Checkpoint am Janssonhaugen
Der Checkpoint besteht aus einer Fahne mit einem kleinen Kästchen drunter. Hätte ich mich rechtzeitig für die richtige Tour angemeldet, hätte es hier Schokolade für uns gegeben. Gab es aber nicht. Zum Glück hatten wir zwischen Hundesuppe und Einspannen morgens noch Zeit, Muffins zu backen. Die Sinnhaftigkeit, dafür einen späten Start in Kauf zu nehmen und während eines Rennens stehen zu bleiben, sei dahingestellt (Anm. d. Red.: Dabeisein ist alles!). Während wir Pause einlegen, wälzen sich die Tiere im Schnee. Zumindest die Hunde scheint es nicht zu stören – nur Aaron und Nokas bellen und wollen direkt weiterrennen.

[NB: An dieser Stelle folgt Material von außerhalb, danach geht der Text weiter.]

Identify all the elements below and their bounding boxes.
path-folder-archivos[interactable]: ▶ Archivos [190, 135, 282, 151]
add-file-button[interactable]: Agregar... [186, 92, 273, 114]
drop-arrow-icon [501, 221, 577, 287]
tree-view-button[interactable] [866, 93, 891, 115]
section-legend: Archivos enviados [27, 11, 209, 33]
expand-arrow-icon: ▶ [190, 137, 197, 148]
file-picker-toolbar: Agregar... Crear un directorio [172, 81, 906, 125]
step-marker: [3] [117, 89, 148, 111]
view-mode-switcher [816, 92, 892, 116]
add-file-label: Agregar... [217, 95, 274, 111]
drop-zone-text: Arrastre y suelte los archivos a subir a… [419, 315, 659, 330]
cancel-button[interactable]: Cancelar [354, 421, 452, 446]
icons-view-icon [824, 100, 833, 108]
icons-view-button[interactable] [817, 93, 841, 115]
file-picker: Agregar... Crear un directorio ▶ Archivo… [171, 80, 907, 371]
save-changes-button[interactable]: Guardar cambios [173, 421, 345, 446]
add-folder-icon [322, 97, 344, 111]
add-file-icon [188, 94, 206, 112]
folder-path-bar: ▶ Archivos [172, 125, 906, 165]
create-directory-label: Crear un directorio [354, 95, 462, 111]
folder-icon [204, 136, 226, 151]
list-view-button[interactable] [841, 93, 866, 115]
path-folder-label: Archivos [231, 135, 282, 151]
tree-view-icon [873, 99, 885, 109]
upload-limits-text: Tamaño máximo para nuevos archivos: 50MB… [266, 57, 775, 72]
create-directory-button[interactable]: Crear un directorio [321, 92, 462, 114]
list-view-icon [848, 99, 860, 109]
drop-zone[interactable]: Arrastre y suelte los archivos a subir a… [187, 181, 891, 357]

Es geht durch kurvenreiches Terrain und und knietiefen Schnee um den Berg herum. Zum ersten Mal artet die Tour in körperliche Ertüchtigung auch für die Zweibeiner aus. Im schweren Schnee bleiben wir immer wieder stecken. Sputnik geht derweil ein wenig die Motivation flöten. Als wir das Tal verlassen, lässt er als Einziger den Kopf hängen und trottet vor sich hin. Die Leine ist nicht mehr gespannt. Also packen wir ihn mit auf den Schlitten. Die Beifahrerposition scheint ihm bekannt, mit vollem Gewicht schmeißt er sich auf meinen Schoß und verbringt die nächsten fünf Kilometer mit der Beobachtung von Rentieren an den Hängen links und rechts von uns oder döst vor sich hin.
Kampf um den Ehrenplatz
Ein Blick über die Schulter. Und dann entdecken wir tatsächlich etwas, das wir nie für möglich gehalten hätten. Nach über drei Stunden taucht hinter uns ein anderer Schlitten auf. Wir sind nicht die letzten! Jetzt brauchen wir natürlich alle Hundestärken, die wir noch aufbieten können. Sputnik trottet widerwillig zurück ins Gespann, fängt sich aber sofort beim Start wieder und mit komplettem Team geht es auf die letzten Kilometer und den Zielsprint zurück Richtung Hundehof. Immer wieder sehen wir nervös zurück, aber es scheint als könnten wir unseren knappen Vorsprung halten. Mit dem kompletten Gespann geht es zurück in den Hundehof und wir stoppen die Uhr – 41 km in 4:01h. Und nicht letzter. Wir sind hoch zufrieden. Die Tiere werden durchgeknetet und gefüttert. Für die Menschen gibt es Pizza. Am Abend erfahren wir, dass das Team hinter uns nur mit fünf Hunden in der eben kleineren Klasse unterwegs war. Damit sind wir in unserer Gruppe das letzte Team. Aber mit Neuzugang, Muffins, Hundepassagier und hoch zufrieden.